I have also ready Chinese Cinderella, and worked with another teacher on incorporating "Cinderella" stories from a variety of cultures to show how similiarities and differences exist in a beautiful way.Language is lost without the incorporation of cultural application.
This is a beautifully made Korean film. There’s not much dialogue in the film, but who needs words when the film speaks for itself. Besides the amazing four distinctive seasonal sceneries, the film portrays well the Buddhist message of detachment from the worldly affairs and emptying heart’s desires, not to mention the cyclical phases and journey of human life: from infancy to adolescence to adulthood to old age, and then back to infancy--just like the four seasons repeating its cycle--just like “Samsara” the journey of birth, death, and rebirth caused by “karma.”
This is another Korean film that I found quite interesting. The film title “Bin Jip” means “empty house” in Korean. This movie is a bit strange though… The main male and female characters break into empty houses to spend the night together. They are not thieves, they act as though they’re invited guests while the house owners are out of town. They even clean the house and do the laundry for them before they leave. What is so unique is that there’s no dialogue whatsoever throughout the film, except at the end, the female character says “I love you!” to her partner and the film ends. A bit bizarre but still quite interesting film. P.S. Many Koreans are into golf, as you can see in this film.
One of the most impressive Chinese films is Farewell My Concubine. Seeing it from a history teacher’s point of view, I liked how the film shows different eras in Chinese history and how the lives of the characters changed accordingly. It does a good job depicting the warlords through the Cultural Revolution, including the Japanese invasion of 1937, and the Communist takeover. There are some scenes that would not be appropriate for school kids but the teacher can pick and choose the ones relative to the lessons. If you haven’t seen it, I highly recommend it.
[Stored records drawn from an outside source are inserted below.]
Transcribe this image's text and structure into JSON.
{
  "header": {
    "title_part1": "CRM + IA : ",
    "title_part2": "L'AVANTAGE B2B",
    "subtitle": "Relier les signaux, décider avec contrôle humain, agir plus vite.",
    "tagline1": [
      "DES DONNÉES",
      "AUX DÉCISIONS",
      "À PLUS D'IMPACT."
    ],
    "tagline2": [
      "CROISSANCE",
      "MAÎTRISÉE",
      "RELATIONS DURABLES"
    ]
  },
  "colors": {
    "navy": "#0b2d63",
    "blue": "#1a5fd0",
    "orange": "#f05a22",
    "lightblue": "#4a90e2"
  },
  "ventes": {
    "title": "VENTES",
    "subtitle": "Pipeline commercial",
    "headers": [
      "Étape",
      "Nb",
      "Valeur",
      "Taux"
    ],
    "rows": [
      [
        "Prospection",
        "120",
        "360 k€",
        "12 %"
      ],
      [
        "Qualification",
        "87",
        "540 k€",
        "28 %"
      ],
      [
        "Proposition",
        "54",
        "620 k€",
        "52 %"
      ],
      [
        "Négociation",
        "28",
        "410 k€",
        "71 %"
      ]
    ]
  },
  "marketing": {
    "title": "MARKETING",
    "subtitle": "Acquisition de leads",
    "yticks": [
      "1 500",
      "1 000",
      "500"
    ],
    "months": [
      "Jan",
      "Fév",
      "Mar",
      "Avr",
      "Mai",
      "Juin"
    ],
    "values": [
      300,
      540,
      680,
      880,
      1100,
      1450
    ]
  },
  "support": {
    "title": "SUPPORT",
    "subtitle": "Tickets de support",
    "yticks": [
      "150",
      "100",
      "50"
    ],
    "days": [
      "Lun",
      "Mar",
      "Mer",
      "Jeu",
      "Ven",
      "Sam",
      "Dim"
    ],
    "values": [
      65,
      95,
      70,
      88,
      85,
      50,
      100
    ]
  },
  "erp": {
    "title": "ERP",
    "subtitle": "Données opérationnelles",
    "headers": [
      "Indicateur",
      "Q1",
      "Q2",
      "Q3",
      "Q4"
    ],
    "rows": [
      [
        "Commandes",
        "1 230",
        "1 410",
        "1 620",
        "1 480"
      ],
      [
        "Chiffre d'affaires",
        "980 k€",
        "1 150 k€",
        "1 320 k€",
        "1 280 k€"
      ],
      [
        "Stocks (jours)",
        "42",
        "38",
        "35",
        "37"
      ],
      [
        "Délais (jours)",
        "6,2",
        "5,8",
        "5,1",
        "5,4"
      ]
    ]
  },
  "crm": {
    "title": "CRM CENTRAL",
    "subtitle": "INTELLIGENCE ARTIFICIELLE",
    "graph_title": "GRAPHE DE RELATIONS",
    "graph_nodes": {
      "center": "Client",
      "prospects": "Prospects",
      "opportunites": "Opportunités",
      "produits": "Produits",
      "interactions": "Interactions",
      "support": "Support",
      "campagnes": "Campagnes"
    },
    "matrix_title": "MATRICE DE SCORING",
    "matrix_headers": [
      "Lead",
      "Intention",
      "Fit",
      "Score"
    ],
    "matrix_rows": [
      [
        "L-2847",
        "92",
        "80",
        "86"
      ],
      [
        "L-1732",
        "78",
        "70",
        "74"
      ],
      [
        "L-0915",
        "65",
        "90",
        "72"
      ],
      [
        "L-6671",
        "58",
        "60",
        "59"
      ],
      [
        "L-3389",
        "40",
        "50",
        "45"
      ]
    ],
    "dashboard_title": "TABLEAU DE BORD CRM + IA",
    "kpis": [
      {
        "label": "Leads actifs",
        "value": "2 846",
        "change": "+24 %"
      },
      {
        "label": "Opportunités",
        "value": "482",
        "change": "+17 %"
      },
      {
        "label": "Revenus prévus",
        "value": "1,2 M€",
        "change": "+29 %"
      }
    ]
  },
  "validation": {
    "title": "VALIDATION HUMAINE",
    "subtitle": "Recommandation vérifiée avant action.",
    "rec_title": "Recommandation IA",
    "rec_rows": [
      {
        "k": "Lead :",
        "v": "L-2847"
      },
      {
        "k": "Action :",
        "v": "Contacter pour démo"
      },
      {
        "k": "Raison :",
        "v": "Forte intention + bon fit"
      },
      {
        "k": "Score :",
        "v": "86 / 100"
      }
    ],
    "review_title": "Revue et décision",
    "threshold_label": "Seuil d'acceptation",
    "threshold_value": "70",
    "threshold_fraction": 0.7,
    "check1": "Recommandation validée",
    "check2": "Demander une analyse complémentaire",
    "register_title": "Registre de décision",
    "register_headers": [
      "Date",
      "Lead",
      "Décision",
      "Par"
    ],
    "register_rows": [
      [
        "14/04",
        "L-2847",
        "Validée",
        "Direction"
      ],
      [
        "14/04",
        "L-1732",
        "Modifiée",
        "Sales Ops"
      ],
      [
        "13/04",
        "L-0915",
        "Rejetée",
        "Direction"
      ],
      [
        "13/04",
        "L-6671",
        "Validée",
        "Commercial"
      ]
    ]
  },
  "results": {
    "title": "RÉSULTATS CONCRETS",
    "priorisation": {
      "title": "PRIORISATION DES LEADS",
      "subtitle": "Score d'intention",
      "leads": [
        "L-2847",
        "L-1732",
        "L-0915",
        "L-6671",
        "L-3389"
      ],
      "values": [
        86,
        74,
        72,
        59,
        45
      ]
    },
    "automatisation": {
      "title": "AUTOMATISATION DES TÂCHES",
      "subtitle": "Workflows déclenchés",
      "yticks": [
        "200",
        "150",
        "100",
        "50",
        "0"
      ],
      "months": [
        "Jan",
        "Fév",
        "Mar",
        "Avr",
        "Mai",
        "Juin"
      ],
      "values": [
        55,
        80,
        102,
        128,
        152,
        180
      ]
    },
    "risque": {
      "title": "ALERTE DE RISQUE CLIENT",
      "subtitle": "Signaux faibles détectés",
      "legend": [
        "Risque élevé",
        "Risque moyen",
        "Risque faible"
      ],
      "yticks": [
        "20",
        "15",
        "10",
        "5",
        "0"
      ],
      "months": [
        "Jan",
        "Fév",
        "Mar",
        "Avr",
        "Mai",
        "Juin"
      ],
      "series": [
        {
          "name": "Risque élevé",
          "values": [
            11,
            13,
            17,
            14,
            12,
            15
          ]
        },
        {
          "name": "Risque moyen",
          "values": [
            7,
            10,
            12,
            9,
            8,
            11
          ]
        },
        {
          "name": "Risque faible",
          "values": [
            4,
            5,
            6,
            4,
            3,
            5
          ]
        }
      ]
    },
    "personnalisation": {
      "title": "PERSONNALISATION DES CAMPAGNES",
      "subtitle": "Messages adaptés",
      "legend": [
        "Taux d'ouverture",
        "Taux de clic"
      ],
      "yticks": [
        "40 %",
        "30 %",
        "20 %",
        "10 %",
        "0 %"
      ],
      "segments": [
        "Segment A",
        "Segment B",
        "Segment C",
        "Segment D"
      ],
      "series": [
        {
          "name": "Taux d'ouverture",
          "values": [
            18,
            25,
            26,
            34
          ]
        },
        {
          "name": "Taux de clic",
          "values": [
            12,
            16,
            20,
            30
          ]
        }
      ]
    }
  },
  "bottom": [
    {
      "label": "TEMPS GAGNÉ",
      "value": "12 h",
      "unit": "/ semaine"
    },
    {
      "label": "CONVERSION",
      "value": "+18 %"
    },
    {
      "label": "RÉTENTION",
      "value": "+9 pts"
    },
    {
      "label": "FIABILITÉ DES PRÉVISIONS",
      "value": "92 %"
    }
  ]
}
Most of my study of Japanese history has been through reading but recently I read a book about Japan from a completely different perspective. African Samurai: The True Story of Yasuke, a Legendary Black Warrior in Feudal Japan is the story of an enslaved African who is taken to Japan as the bodyguard of a Jesuit. The book recounts his journey from his capture in Africa to his time as a mercenary fighting in India and eventually as a bodyguard for this Jesuit. As you read you learn how much the Jesuits played at local politics in Japan not only through their missionary goals but just to ensure their own economic gains, like exporting Japanese slaves to China. Eventually Yasuke is gifted to Oda Nobunaga who will eventually make him a samurai and grant him his own land and home with his own servants.
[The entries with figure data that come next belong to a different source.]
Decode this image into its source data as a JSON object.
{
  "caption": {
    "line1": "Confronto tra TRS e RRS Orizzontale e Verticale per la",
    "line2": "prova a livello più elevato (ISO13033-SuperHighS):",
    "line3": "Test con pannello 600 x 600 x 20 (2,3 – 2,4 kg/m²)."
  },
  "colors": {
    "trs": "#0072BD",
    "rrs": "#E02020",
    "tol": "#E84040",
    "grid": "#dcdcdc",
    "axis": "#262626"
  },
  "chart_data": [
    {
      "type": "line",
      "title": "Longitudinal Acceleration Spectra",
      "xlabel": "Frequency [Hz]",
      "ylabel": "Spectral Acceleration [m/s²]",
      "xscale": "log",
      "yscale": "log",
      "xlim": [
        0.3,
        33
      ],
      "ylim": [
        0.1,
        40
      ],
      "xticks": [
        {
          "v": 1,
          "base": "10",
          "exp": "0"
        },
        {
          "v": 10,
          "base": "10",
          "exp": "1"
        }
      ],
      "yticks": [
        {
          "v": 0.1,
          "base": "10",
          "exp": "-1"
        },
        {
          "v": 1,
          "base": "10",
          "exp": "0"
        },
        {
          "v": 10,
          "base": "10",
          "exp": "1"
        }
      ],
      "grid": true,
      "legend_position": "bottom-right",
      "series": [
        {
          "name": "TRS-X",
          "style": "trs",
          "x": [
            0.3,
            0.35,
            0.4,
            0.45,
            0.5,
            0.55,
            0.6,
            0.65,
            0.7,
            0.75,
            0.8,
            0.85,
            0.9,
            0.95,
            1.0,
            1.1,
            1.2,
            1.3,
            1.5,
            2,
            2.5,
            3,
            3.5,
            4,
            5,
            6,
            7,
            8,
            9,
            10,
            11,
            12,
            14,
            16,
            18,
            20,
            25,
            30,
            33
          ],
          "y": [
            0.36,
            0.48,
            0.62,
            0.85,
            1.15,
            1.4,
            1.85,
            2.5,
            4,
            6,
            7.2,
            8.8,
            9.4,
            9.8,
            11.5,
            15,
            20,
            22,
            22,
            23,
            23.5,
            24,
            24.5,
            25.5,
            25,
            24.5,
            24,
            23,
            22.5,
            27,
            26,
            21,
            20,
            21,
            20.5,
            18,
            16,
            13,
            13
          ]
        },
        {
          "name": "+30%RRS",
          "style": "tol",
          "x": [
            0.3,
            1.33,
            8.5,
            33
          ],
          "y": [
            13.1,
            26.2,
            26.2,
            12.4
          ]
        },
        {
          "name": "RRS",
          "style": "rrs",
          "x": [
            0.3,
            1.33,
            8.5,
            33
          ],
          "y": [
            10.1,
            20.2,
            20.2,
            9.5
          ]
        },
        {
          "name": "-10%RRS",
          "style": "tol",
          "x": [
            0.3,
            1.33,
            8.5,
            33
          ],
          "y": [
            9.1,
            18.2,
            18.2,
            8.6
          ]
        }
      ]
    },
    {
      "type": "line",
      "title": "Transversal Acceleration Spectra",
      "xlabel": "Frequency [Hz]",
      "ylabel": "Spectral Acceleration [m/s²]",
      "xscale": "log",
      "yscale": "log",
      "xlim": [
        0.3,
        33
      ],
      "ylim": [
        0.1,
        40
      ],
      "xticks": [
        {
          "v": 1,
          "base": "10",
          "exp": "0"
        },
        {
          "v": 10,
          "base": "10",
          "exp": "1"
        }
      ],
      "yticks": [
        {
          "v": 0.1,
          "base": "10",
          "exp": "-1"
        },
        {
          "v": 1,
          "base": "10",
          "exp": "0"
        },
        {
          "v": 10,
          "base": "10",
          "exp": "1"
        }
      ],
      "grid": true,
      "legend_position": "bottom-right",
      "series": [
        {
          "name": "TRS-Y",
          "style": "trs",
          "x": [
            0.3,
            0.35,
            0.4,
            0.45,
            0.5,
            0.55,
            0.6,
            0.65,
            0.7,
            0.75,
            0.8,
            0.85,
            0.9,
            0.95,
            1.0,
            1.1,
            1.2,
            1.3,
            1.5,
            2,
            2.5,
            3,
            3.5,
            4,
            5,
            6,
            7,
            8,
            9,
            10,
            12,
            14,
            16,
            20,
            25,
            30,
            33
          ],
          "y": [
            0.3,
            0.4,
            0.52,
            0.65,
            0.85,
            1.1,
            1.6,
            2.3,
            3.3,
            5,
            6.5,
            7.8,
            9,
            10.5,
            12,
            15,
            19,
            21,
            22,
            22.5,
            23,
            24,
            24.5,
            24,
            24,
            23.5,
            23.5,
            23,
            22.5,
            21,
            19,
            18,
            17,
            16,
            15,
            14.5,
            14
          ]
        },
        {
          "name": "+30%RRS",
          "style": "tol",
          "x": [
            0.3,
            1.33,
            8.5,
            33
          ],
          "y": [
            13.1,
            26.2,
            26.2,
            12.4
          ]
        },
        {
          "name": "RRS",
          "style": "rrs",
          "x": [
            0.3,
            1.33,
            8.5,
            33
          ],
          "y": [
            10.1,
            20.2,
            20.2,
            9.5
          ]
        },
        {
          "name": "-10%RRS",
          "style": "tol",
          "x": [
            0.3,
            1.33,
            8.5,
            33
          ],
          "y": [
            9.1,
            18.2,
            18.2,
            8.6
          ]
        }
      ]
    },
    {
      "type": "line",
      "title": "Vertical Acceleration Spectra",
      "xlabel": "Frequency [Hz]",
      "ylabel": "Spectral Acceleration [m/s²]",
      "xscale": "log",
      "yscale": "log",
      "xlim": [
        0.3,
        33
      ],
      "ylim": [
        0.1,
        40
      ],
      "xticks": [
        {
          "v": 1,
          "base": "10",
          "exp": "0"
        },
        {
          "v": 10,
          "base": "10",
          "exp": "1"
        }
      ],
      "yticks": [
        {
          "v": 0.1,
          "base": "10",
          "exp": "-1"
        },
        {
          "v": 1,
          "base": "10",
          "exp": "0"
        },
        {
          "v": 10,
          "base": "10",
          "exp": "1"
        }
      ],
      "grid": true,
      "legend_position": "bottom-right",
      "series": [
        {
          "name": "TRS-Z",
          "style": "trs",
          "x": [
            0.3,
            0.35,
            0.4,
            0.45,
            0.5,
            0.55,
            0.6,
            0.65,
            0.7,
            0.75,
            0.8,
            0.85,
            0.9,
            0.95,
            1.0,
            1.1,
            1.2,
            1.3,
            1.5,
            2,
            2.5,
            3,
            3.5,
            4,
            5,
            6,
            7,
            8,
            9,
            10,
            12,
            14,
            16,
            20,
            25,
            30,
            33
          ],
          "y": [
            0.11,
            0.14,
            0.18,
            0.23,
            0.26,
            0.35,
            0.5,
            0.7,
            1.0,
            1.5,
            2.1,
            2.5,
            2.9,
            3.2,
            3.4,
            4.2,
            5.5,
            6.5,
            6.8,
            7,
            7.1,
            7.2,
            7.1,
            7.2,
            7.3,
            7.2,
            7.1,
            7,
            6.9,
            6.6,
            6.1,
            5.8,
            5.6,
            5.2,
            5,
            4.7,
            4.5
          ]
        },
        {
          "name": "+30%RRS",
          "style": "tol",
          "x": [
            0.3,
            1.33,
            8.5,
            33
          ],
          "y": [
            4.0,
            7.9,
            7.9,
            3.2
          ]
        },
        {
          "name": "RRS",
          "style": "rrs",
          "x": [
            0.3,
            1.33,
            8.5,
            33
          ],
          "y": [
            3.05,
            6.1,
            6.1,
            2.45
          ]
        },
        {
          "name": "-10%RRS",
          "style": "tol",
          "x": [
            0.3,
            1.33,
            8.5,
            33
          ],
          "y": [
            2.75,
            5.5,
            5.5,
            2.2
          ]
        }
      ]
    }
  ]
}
Yasuke’s story is an interesting one on different levels. I used it in my AP World history class as a comparison with the Atlantic Slave Trade and how the perception of race in the world changed with the Atlantic Slave Trade. But the intricacies of the story also illustrate a greater depth about the Sengoku period and European involvement then most histories get into. Plus it is just a freaking cool story.